"Now, Miss Asher," continued Locker, "I have tried, very imperfectly, I know, to make you see me as I really am, and I do hope you can put an end to this suspense which is keeping me in a nervous tingle. I can not sleep at night, and all day I am thinking what you will say when you do decide. You need not be afraid to speak out before Miss Raleigh. She is in with us now, and she can't get out. I would not press you for an answer at this moment, but there are reasons which I can not say anything about without meddling with other people's business. But my business with you is the happiness of my life, and I feel that I can not longer endure having it momentarily jeopardized."

At the conclusion of this speech a faint color actually stole into Miss Raleigh's face, and she clasped her thin hands in the intensity of her approval.

"Mr. Locker," said Olive, speaking very pleasantly, "if you had come to me to-day and had asked me for a decision based upon what you had already said to me, I think I might have settled the matter. But after what you have just told me, I can not answer you now. You give me things to think about, and I must wait."

"Heavens" exclaimed Mr. Locker, clasping his hands. "Am I not yet to know whether I am to rise into paradise, or to sink into the infernal regions?"

Olive smiled. "Don't do either, Mr. Locker," she said. "This earth is a very pleasant place. Stay where you are."

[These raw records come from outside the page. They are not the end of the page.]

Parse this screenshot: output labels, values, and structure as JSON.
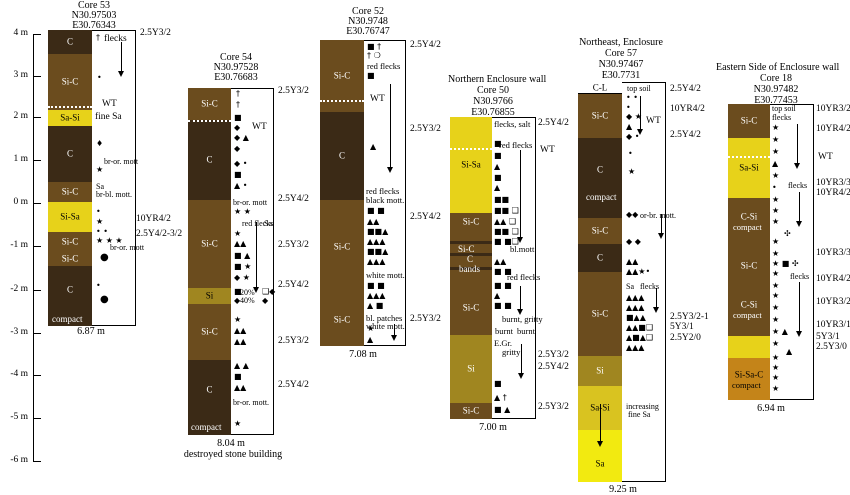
{
  "scale": {
    "labels": [
      "4 m",
      "3 m",
      "2 m",
      "1 m",
      "0 m",
      "-1 m",
      "-2 m",
      "-3 m",
      "-4 m",
      "-5 m",
      "-6 m"
    ]
  },
  "colors": {
    "C": "#3b2a16",
    "Si_C": "#6b4c1e",
    "Si": "#a08620",
    "Si_Sa": "#e7d21a",
    "Sa_Si": "#d9c320",
    "Sa": "#f2ea10",
    "Si_Sa_C": "#c48419",
    "C_L": "#ffffff"
  },
  "cores": [
    {
      "title": [
        "Core 53",
        "N30.97503",
        "E30.76343"
      ],
      "length": "6.87 m",
      "note": "",
      "units": [
        "C",
        "Si-C",
        "Sa-Si",
        "C",
        "Si-C",
        "Si-Sa",
        "Si-C",
        "Si-C",
        "C",
        "compact"
      ],
      "labels": [
        "2.5Y3/2",
        "10YR4/2",
        "2.5Y4/2-3/2"
      ],
      "annotations": [
        "flecks",
        "WT",
        "fine Sa",
        "br-or. mott",
        "Sa",
        "br-bl. mott.",
        "br-or. mott"
      ]
    },
    {
      "title": [
        "Core 54",
        "N30.97528",
        "E30.76683"
      ],
      "length": "8.04 m",
      "note": "destroyed stone building",
      "units": [
        "Si-C",
        "C",
        "Si-C",
        "Si",
        "Si-C",
        "C",
        "compact"
      ],
      "labels": [
        "2.5Y3/2",
        "2.5Y4/2",
        "2.5Y3/2",
        "2.5Y4/2",
        "2.5Y3/2",
        "2.5Y4/2",
        "2.5Y3/2",
        "2.5Y4/2"
      ],
      "annotations": [
        "WT",
        "br-or. mott",
        "red flecks",
        "Sa",
        "20%",
        "40%",
        "br-or. mott."
      ]
    },
    {
      "title": [
        "Core 52",
        "N30.9748",
        "E30.76747"
      ],
      "length": "7.08 m",
      "note": "",
      "units": [
        "Si-C",
        "C",
        "Si-C",
        "Si-C"
      ],
      "labels": [
        "2.5Y4/2",
        "2.5Y3/2",
        "2.5Y4/2",
        "2.5Y3/2"
      ],
      "annotations": [
        "red flecks",
        "WT",
        "red flecks",
        "black mott.",
        "white mott.",
        "bl. patches",
        "white mott."
      ]
    },
    {
      "title": [
        "Northern Enclosure wall",
        "Core 50",
        "N30.9766",
        "E30.76855"
      ],
      "length": "7.00 m",
      "note": "",
      "units": [
        "Si-Sa",
        "Si-C",
        "Si-C",
        "C",
        "bands",
        "Si-C",
        "Si",
        "Si-C"
      ],
      "labels": [
        "2.5Y4/2",
        "2.5Y3/2",
        "2.5Y4/2",
        "2.5Y3/2"
      ],
      "annotations": [
        "flecks, salt",
        "WT",
        "red flecks",
        "bl.mott.",
        "red flecks",
        "burnt, gritty",
        "burnt",
        "burnt",
        "E.Gr.",
        "gritty"
      ]
    },
    {
      "title": [
        "Northeast, Enclosure",
        "Core 57",
        "N30.97467",
        "E30.7731"
      ],
      "length": "9.25 m",
      "note": "",
      "units": [
        "C-L",
        "Si-C",
        "C",
        "compact",
        "Si-C",
        "C",
        "Si-C",
        "Si",
        "Sa-Si",
        "Sa"
      ],
      "labels": [
        "2.5Y4/2",
        "10YR4/2",
        "2.5Y4/2",
        "2.5Y3/2-1",
        "5Y3/1",
        "2.5Y2/0"
      ],
      "annotations": [
        "top soil",
        "WT",
        "or-br. mott.",
        "Sa",
        "flecks",
        "increasing",
        "fine Sa"
      ]
    },
    {
      "title": [
        "Eastern Side of Enclosure wall",
        "Core 18",
        "N30.97482",
        "E30.77453"
      ],
      "length": "6.94 m",
      "note": "",
      "units": [
        "Si-C",
        "Sa-Si",
        "C-Si",
        "compact",
        "Si-C",
        "C-Si",
        "compact",
        "Si-Sa-C",
        "compact"
      ],
      "labels": [
        "10YR3/2",
        "10YR4/2",
        "WT",
        "10YR3/3",
        "10YR4/2",
        "10YR3/3",
        "10YR4/2",
        "10YR3/2",
        "10YR3/1",
        "5Y3/1",
        "2.5Y3/0"
      ],
      "annotations": [
        "top soil",
        "flecks",
        "flecks",
        "flecks"
      ]
    }
  ]
}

He folded his arms and gazed at her. "It is a pleasant place," said he, "and I am mighty glad I got in my few remarks before you made your decision. I leave my love with you on approbation, and you may be sure I shall come to-morrow before luncheon to hear what you say about it."

"I shall expect you," said Olive. And as she spoke her eyes were full of kind consideration.

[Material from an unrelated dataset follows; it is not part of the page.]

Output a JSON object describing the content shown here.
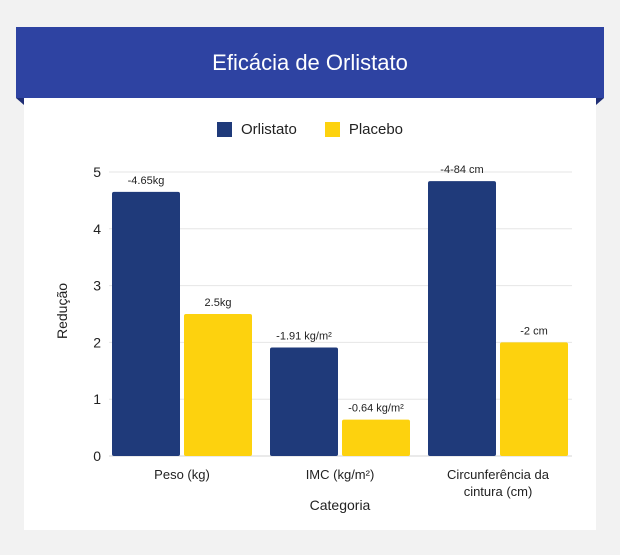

"Now, that's genuine," said Miss Raleigh, when Locker had departed. "If he had not felt every word he said he could not have said it before me."

"No doubt you are right," said Olive. "He is very brave. And now you see this new line, which begins an entirely different kind of stitch!"

In the middle distance Mr. Du Brant still strolled backward and forward, pulverizing his teeth and swearing in French. He seldom removed his eyes from Miss Asher, but still she sat on that bench and crocheted, and talked, and talked, and crocheted, with that everlasting Miss Raleigh! He had seen Locker with her, and he had seen him go; and now he hoped that the woman would soon depart. Then it would be his chance.